Savaştıran kişiler elbette çalışmalarını göz önünde yapmazlar. Yani savaşan tarafların kendileri üzerinde emellere sahip kişilerin farkına varmaları da kolay olmayacaktır. Ama fark ettiler diyelim. Bu durumda birleşmeleri ve bu durumdan kurtulmaları elbette toplumsal bütünlük içinde olmayacaktır. Toplum hep beraber aynı kararı veremez. Bu durumda halkı kurtaracak bir lider çıkmalıdır. Toplum içinde toplumu yönetebilecek ortak bir bilinç oluşturabilecek kişiler mevcut olmalıdır.

Peki günümüzde, ülkemizde bu nasıl çözüme kavuşur?

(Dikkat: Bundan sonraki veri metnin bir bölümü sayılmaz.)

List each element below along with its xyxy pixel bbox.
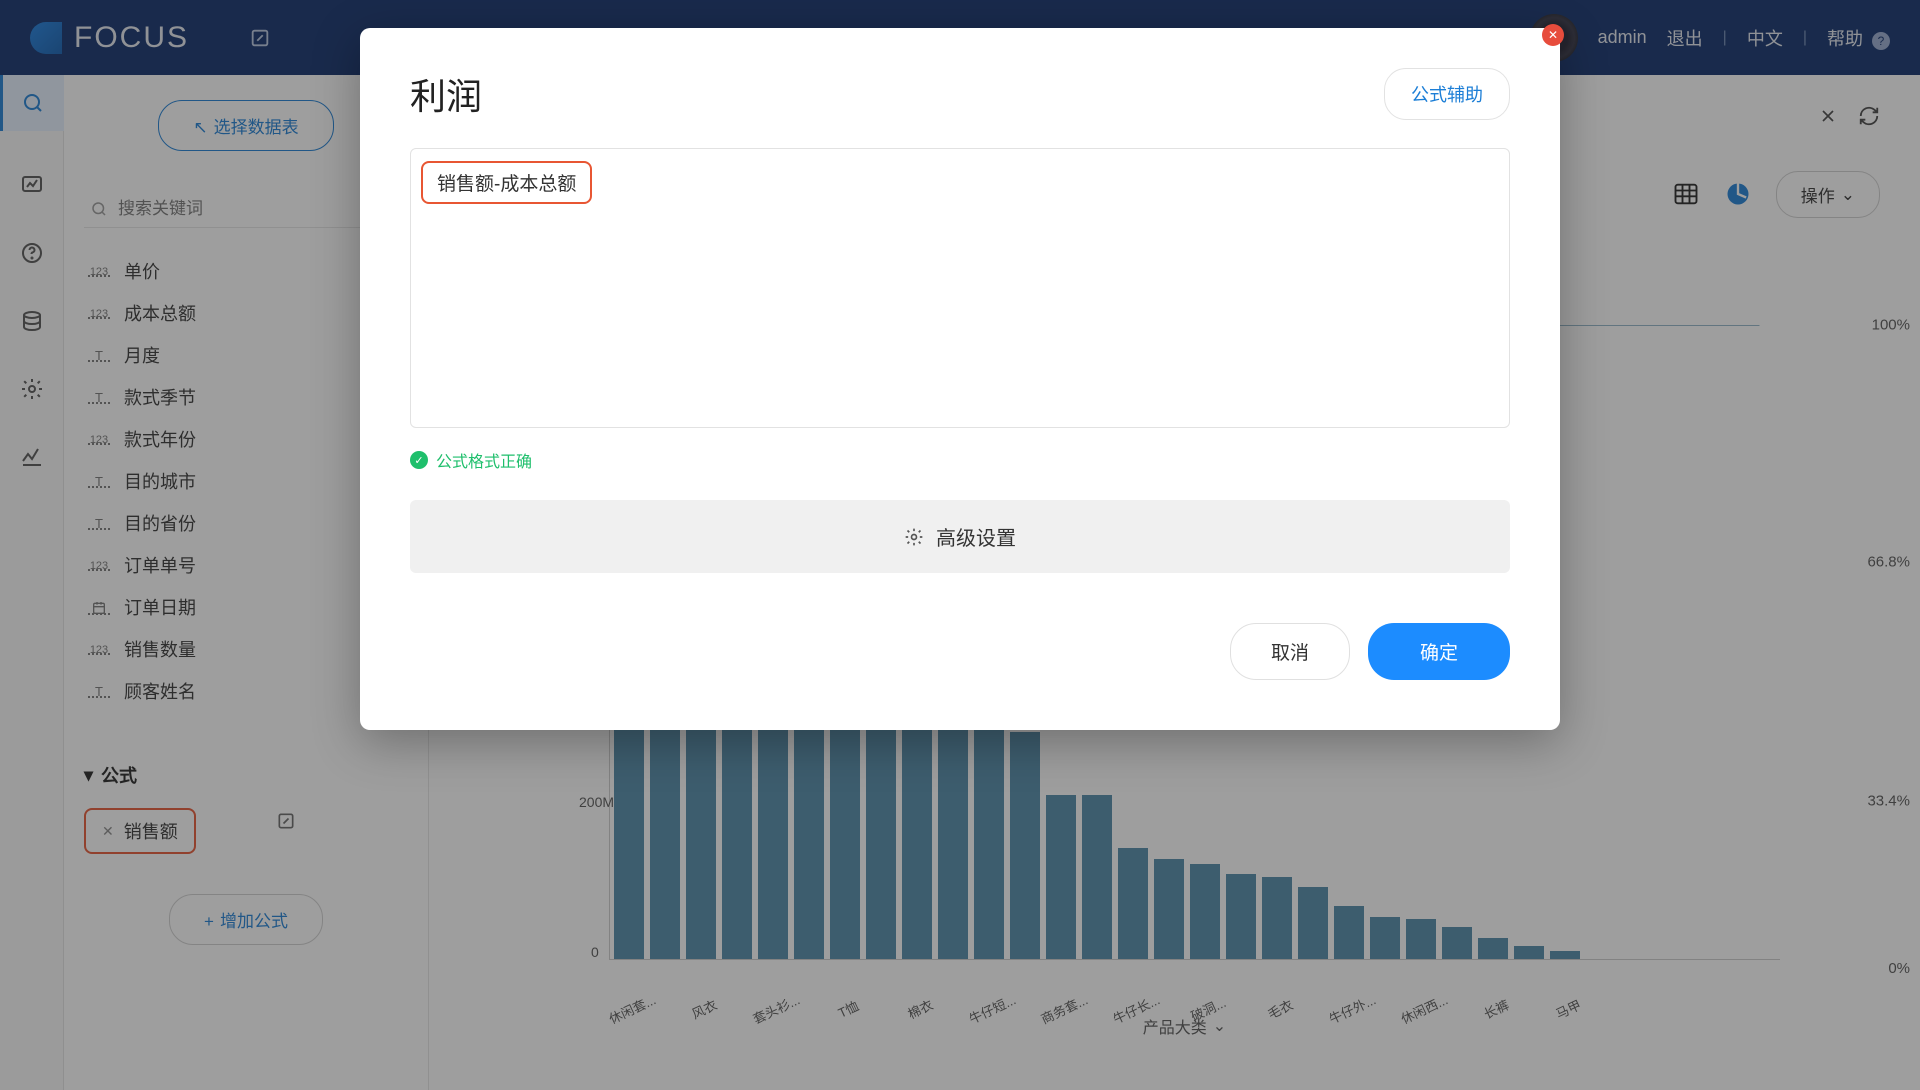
close-modal-icon[interactable]: ✕ <box>1542 24 1564 46</box>
formula-assist-button[interactable]: 公式辅助 <box>1384 68 1510 120</box>
formula-modal: ✕ 利润 公式辅助 销售额-成本总额 ✓ 公式格式正确 高级设置 取消 确定 <box>360 28 1560 730</box>
gear-icon <box>904 527 924 547</box>
modal-title: 利润 <box>410 68 482 120</box>
advanced-settings-button[interactable]: 高级设置 <box>410 500 1510 573</box>
check-icon: ✓ <box>410 451 428 469</box>
formula-status: ✓ 公式格式正确 <box>410 448 1510 472</box>
formula-editor[interactable]: 销售额-成本总额 <box>410 148 1510 428</box>
cancel-button[interactable]: 取消 <box>1230 623 1350 680</box>
formula-expression: 销售额-成本总额 <box>421 161 592 204</box>
confirm-button[interactable]: 确定 <box>1368 623 1510 680</box>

Bir toplulukta lider çıkması lidersizlik durumunda olabilir ancak. Zaten bir lider var ise de o liderin fiilen toplumda etkisinin az olması veya toplumun ortak görüşünden çok uzak olması gerekir. Otoritenin olmaması gerekir. Kurtuluş savaşı döneminde merkezi yönetim fiilen sona erdiği ve bağımsızlık bilincinden uzak olduğu için milletin kurtuluşu bir lidere ve halkın çoğunluğunun ortak görüşüne bağlıydı. Fakat günümüzde durum farklı. Halkta devrim, ihtilal oluşturabilecek bir sıkıntı yok. Halk birçok yönden bölündüğü için çoğunluğun ortak görüşünden bahsetmek de zor. Ayrıca devletin otoritesi yerinde. Otorite yerinde olduğu için lider ancak 'seçilen' olabiliyor. Ülkede büyük bir kargaşa olmadığından seçilmeden halka yön vermek zor. Sonuç olarak şunu söyleyebilirim ki günümüzde 'halkın karşı koyarak elde edebileceği' veya elde etme zorunluluğu olduğu bir durum olmadığından lider çıkma ihtimali 'seçim'le sınırlı olacaktır. Kurtuluş adayın kabiliyetine bağlıdır ve bana kalırsa çok üstün bir başarı ister. Çünkü aday ayrımcılık yapmaz ve herkese eşit giderse halkta ayrımcılık ruhu ağır bastığı için başarıya ulaşamayacaktır. Ayrımcılığı kullanırsa ne olur demeyeceğim çünkü biz de bunu engelleyebilecek olguyu tartışıyoruz :)
 
E

evrensel-insan

Ziyaretçi
Savaştıran kişiler elbette çalışmalarını göz önünde yapmazlar. Yani savaşan tarafların kendileri üzerinde emellere sahip kişilerin farkına varmaları da kolay olmayacaktır. Ama fark ettiler diyelim. Bu durumda birleşmeleri ve bu durumdan kurtulmaları elbette toplumsal bütünlük içinde olmayacaktır. Toplum hep beraber aynı kararı veremez. Bu durumda halkı kurtaracak bir lider çıkmalıdır. Toplum içinde toplumu yönetebilecek ortak bir bilinç oluşturabilecek kişiler mevcut olmalıdır.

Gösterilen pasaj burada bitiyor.